Monday, Mar. 31, 1930
Indoor Spring
Spring came to Manhattan four days early when, with no little ceremony, the 17th Annual International Flower Show opened in Grand Central Palace. For the next six days nearly 200,000 people whose fate it is to live in one of the most barren cities on the continent poured in to look at gardens, beautiful gardens unlike anything that ever grew in open air, as artificial as New York itself. Here were living tulips as big as cocoanuts, roses big as lettuce heads, dogwood trees blooming six weeks before their time, orchid sprays like swarms of giant and amorous insects.
There were a million flowers on display, and not a bug or a worm or a weed. Those who went early enough saw a Miss Doris Humphreys perform an interpretive dance (to violin accompaniment) on $1,000 worth of turf, heard a Miss Frances Johnson recite an Ode to Spring, applauded while Mr. Mei Lan-fang. China's greatest actor (TIME, Feb. 24). accepted a tulip bulb named in his honor.
Providing this magnificent display were some of the richest, most potent names in U. S. finance. Their gardeners, the men who actually did the work, grew the plants, composed these living landscapes for New Yorkers to look at. were present all last week hovering anxiously over their handiwork. Reporters noted:
Otto Hermann Kahn's J. A. Forbes
J. Pierpont Morgan's James S. Kelly
Mrs. Marshall Field's George Henry Gillies
Sidney Z. Mitchell's Alfred Reoch
Mrs. Payne Whitney's Henning Michelson
Hiram Edward Manville's T. H. Everett
George Fisher Baker Jr.'s James MacDonald
George Fisher Baker's William Ellings.
Not one of these left without at least two prizes for his employer.* Outstanding among the gardeners was Miss Marie L. Constable's able, bushy-mustached James Stuart. He it was who arranged, on a plot of approximately 600 sq. ft., Miss Constable's breathtaking Yellow Garden which won the large silver cup presented by the Royal Horticultural Society. Pale ferns, towering yellow acacias and mimosas hung over a narrow path, accented with deep orange clumps of a kind of South African flowering pineapple, professionally known as imantophyllum, more popularly Clivia.

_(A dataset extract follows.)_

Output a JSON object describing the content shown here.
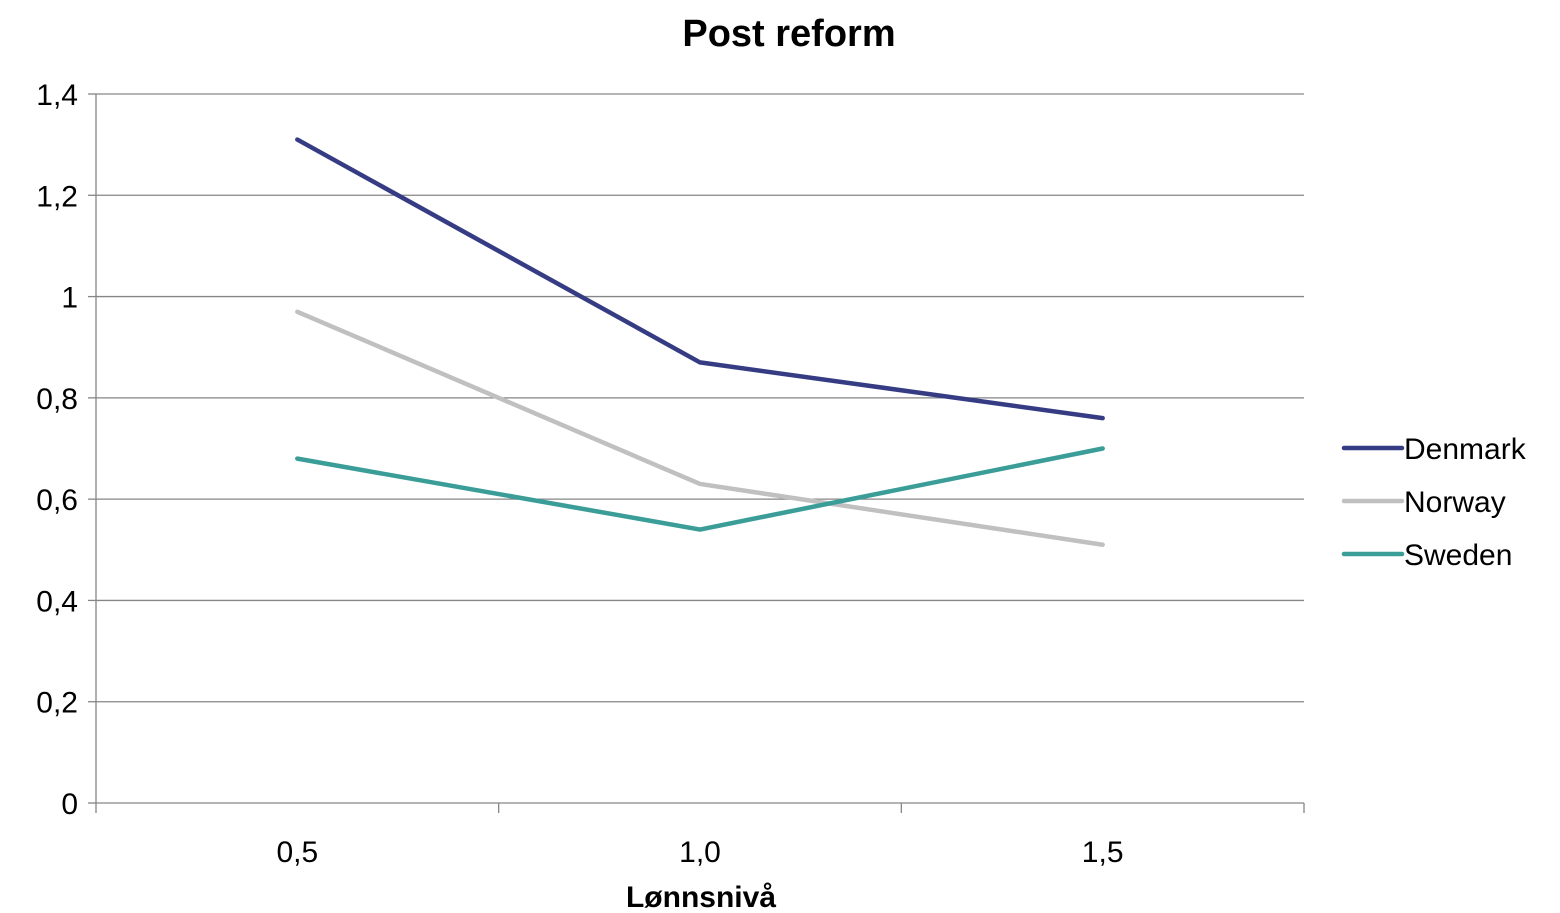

Upstairs among the cut flowers crowds six deep gazed and sniffed at President and Mrs. Herbert Hoover, two new roses originated by famed Rosarian Lyman B. Coddington of Murray Hill, N. J. President Herbert Hoover is a very harlequin of a rose. Shaded orange, yellow and pink, it is a larger, paler Talisman. Mrs. Herbert Hoover, unlike the delicate yellow Mrs. Calvin Coolidge introduced two years ago, is a rich velvety crimson.

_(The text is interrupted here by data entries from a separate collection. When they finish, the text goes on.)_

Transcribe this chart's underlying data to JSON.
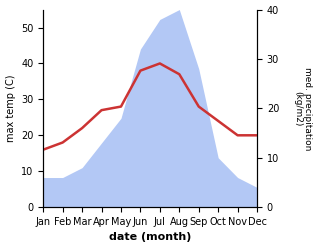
{
  "months": [
    "Jan",
    "Feb",
    "Mar",
    "Apr",
    "May",
    "Jun",
    "Jul",
    "Aug",
    "Sep",
    "Oct",
    "Nov",
    "Dec"
  ],
  "temperature": [
    16,
    18,
    22,
    27,
    28,
    38,
    40,
    37,
    28,
    24,
    20,
    20
  ],
  "precipitation": [
    6,
    6,
    8,
    13,
    18,
    32,
    38,
    40,
    28,
    10,
    6,
    4
  ],
  "temp_ylim": [
    0,
    55
  ],
  "precip_ylim": [
    0,
    40
  ],
  "temp_color": "#cc3333",
  "fill_color": "#b3c8f5",
  "xlabel": "date (month)",
  "ylabel_left": "max temp (C)",
  "ylabel_right": "med. precipitation\n(kg/m2)",
  "left_yticks": [
    0,
    10,
    20,
    30,
    40,
    50
  ],
  "right_yticks": [
    0,
    10,
    20,
    30,
    40
  ],
  "temp_linewidth": 1.8
}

*Unrepresented at the New York International Flower Show was John Davison Rockefeller Sr. But in a flower show sponsored by the Halifax Garden Club of Daytona Beach, Fla., near his Ormond Beach winter home, he last week won two blue ribbons for a large basket of deep magenta petunias and a pot of Easter lilies, clapped his withered hands for joy.